Surfers click on the darndest things

by Paul Jay, CBC news online

Last month Google was forced to cancel paid advertisements after it was discovered phishers were using them to redirect users to sites containing malicious software.

The ads were paid for using Adwords, Google's service that lets advertisers pay to have keywords attached to their name and appear on the right-hand side of Google's search page as "Featured Advertisers."

Curious to understand the mind of the internet surfer, Finnish computer specialist Didier Stevens placed his own ad through adwords. And unlike spammers, Stevens didn't hide his intent: The ad said "Is Your PC virus-free? Get it infected here!"

Amazingly, 409 people did.

Luckily for them, Stevens' site (entitled the less-than-subtle drive-by-download.info) didn't actually have any infections waiting. But his experiment over a six-month period demonstrates how easy it is for malicious sites to attract visitors.

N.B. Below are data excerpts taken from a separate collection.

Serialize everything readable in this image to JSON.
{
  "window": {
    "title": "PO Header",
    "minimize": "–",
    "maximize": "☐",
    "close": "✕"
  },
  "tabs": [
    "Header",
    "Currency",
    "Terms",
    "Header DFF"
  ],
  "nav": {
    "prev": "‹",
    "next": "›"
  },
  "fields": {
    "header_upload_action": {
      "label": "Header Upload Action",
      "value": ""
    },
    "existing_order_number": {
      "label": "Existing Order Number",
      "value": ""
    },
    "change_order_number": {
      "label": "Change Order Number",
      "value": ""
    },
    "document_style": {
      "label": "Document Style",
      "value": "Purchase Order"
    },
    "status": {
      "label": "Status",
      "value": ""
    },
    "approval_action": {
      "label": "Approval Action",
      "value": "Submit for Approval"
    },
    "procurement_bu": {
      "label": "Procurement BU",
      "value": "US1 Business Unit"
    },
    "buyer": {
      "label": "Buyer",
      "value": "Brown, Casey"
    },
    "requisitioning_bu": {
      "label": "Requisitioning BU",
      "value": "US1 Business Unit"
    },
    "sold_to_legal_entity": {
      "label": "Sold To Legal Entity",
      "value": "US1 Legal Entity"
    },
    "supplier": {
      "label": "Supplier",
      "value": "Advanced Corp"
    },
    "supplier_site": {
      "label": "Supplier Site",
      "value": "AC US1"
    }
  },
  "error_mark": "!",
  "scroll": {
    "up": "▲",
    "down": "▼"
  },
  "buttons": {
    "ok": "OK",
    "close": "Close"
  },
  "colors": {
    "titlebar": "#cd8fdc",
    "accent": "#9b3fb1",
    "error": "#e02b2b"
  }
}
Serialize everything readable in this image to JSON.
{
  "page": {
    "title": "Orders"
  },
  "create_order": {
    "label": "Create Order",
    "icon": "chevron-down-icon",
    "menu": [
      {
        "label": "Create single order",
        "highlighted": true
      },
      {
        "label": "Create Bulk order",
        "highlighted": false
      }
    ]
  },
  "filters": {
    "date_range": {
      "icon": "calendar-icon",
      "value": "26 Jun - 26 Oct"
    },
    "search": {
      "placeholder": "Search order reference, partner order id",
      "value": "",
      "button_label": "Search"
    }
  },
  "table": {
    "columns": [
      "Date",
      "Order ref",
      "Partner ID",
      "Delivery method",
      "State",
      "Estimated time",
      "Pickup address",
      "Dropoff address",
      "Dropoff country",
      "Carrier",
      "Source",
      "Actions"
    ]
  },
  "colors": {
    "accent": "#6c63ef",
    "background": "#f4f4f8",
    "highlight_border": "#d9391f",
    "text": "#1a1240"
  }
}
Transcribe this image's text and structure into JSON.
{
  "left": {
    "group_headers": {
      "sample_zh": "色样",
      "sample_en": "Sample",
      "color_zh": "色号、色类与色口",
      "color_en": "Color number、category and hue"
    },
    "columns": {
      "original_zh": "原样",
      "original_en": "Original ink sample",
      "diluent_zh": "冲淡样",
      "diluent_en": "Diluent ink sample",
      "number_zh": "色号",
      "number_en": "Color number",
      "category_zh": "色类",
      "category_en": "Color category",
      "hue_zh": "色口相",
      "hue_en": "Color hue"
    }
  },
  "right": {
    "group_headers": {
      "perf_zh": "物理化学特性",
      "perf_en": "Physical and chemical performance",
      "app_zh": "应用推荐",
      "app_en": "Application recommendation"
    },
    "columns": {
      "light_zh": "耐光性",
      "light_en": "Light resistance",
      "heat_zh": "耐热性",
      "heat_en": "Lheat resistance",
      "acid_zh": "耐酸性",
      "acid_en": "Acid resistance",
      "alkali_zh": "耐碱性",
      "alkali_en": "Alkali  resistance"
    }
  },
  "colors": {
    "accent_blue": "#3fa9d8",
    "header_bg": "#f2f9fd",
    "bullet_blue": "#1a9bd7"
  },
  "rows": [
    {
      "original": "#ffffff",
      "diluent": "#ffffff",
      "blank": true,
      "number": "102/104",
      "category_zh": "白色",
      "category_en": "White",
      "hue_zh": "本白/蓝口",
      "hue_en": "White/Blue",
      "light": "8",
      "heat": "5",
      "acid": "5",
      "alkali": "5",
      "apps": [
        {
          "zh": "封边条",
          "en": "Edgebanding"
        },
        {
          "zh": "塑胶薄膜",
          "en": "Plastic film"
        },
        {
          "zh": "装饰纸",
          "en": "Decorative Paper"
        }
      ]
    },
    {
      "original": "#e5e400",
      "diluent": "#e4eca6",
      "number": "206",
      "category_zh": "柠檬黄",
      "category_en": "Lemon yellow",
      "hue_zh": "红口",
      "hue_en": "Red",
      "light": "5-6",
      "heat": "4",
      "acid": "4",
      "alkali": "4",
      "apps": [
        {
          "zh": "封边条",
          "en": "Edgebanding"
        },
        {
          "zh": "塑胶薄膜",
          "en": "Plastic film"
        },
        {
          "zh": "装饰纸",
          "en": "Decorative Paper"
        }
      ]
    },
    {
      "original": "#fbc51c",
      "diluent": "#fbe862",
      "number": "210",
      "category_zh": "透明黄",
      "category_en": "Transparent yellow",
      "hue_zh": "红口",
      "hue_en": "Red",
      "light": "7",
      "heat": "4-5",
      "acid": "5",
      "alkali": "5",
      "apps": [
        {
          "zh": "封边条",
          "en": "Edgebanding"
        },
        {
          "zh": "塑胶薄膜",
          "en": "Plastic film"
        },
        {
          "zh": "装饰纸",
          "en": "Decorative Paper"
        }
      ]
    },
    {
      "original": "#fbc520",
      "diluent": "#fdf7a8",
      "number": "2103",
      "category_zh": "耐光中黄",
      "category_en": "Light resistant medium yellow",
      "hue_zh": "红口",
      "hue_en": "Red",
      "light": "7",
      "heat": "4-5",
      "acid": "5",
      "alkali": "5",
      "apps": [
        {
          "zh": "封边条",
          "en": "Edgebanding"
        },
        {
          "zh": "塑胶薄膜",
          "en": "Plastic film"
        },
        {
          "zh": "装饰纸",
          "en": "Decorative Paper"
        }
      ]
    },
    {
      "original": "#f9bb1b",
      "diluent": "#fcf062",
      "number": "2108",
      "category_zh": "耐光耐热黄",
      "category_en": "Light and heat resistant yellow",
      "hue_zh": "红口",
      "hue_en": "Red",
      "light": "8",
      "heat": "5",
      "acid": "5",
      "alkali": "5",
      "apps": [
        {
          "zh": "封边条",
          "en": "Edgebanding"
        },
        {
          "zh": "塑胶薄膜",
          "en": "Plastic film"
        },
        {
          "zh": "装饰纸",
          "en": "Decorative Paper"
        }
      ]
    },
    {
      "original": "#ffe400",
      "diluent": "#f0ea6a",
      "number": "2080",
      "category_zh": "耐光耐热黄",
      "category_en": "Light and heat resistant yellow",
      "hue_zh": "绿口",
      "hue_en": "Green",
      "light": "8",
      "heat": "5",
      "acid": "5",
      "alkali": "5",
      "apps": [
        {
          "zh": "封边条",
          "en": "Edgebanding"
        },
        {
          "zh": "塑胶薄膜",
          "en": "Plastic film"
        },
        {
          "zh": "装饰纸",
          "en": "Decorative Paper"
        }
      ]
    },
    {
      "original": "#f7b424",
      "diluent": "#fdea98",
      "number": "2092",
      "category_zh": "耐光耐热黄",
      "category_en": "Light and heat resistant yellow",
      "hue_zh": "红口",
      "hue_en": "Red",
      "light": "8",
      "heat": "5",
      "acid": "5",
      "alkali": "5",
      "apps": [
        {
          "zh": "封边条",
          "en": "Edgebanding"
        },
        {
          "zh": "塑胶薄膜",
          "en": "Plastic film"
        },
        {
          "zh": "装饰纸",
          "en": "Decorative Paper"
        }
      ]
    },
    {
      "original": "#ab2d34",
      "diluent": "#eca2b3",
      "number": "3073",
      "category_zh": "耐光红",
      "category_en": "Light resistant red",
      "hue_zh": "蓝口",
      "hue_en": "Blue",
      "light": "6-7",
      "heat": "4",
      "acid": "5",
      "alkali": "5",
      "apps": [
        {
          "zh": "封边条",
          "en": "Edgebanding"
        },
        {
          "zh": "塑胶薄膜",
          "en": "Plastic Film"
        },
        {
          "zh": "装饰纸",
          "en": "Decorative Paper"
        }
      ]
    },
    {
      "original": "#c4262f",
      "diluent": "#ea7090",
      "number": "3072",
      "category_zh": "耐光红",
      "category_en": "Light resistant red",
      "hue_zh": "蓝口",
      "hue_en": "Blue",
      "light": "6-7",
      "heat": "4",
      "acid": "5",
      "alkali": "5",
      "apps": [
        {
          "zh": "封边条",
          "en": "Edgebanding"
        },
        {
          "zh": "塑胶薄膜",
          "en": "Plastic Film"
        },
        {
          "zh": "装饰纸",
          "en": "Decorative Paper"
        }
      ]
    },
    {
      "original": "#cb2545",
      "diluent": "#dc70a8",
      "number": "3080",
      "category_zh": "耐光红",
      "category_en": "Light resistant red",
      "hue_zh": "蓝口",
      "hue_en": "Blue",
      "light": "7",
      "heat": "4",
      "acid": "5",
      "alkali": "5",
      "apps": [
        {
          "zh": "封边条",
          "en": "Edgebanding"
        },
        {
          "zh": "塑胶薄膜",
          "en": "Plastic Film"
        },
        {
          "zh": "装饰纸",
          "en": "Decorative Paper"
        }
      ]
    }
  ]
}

He breaks down the numbers in his his blog:

During this period, my ad was displayed 259,723 times and clicked on 409 times. That’s a click-through-rate of 0.16%. My Google Adwords campaign cost me only €17 ($23 U.S.). That’s €0.04 ($0.06) per click or per potentially compromised machine. 98% of the machines ran Windows (according to the User Agent string).

As some readers to his blog pointed out, the computer users likely saw the words "virus-free" and "PC" and didn't bother to read the whole sentence.

Perhaps they should start doing that.